3 min read
The native token behind Lido Finance surged more than 10% over the past 24 hours, jumping from roughly $4.25 to a peak of $4.82, according to data pulled from CoinMarketCap. LDO has since retraced some and is now trading at $4.56, up 6.7% on the day.
The project’s token is a governance token, letting holders vote on proposals and adjust fee parameters within Lido Finance.
Today’s move is only the latest in what has been a very bullish week for LDO; in the last seven days, the token has risen by over 25%. On March 28, the token was trading at $3.66. Looking back even further, LDO has more than doubled its value over the past month.
The bullish price action behind this little-known cryptocurrency is likely tied to the Ethereum 2.0 upgrade, in which the number two network will shift from a proof of work (PoW) consensus mechanism to a proof of stake (PoS) one.
This shift has been called “The Merge” and is expected to occur by the end of Q2 “or possibly slipping into Q3,” according to ConsenSys CEO and Ethereum co-founder Joe Lubin.
Lido Finance is a staking project that lets users deposit their Ethereum holdings and earn a yield. This is different than providing liquidity on a decentralized exchange (DEX); instead, these deposits are used to help secure the PoS-based Ethereum 2.0, which was recently rebranded to “Consensus Layer.”

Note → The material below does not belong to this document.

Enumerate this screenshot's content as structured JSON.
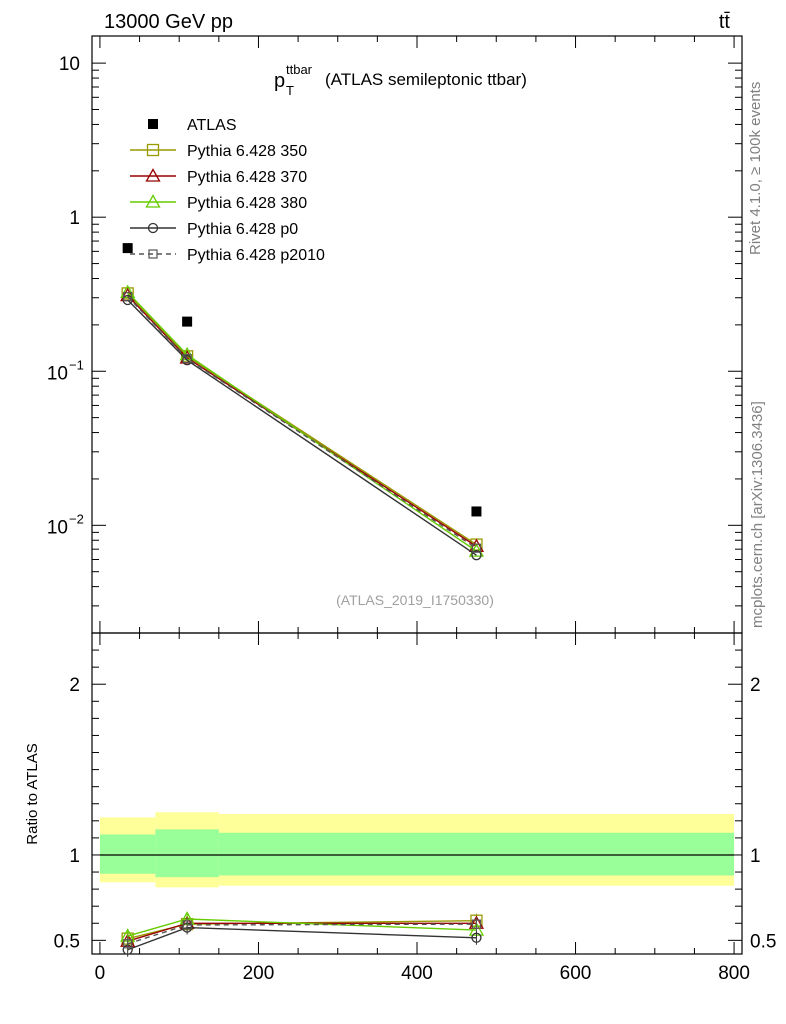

Like miners on a PoW network, PoS networks need validators to ensure that the network is approving legitimate transactions and rejecting fraudulent transactions. And unlike miners, which demand a huge amount of computing hardware and energy, users can become validators by “staking” the network’s native cryptocurrency.
In the case of Ethereum, users can become validators by staking 32 ETH.
At today’s prices, though, that comes out to a whopping $111,921 and is prohibitively expensive for most users.
Additionally, by staking that 32 Ethereum, you’ve locked it up, and it cannot be redeemed until the transition has been executed. So, it’s a lot of money to have in limbo for any period.
Lido attempts to solve this.
Users can deposit any amount of Ethereum they like and earn 3.9% paid out in Ethereum. And though you cannot unstake this Ethereum, you receive another cryptocurrency in exchange that acts as a receipt for your activity. This token is called “staked Ethereum” or “stETH.” One stETH is equal to one ETH.
And as stETH finds more adoption within the broader decentralized finance (DeFi) ecosystem, users can earn additional yield on this asset on platforms like Curve and Aave.
Increased adoption coupled with anticipation around the Ethereum Merge event has likely been the key reason for LDO's rise.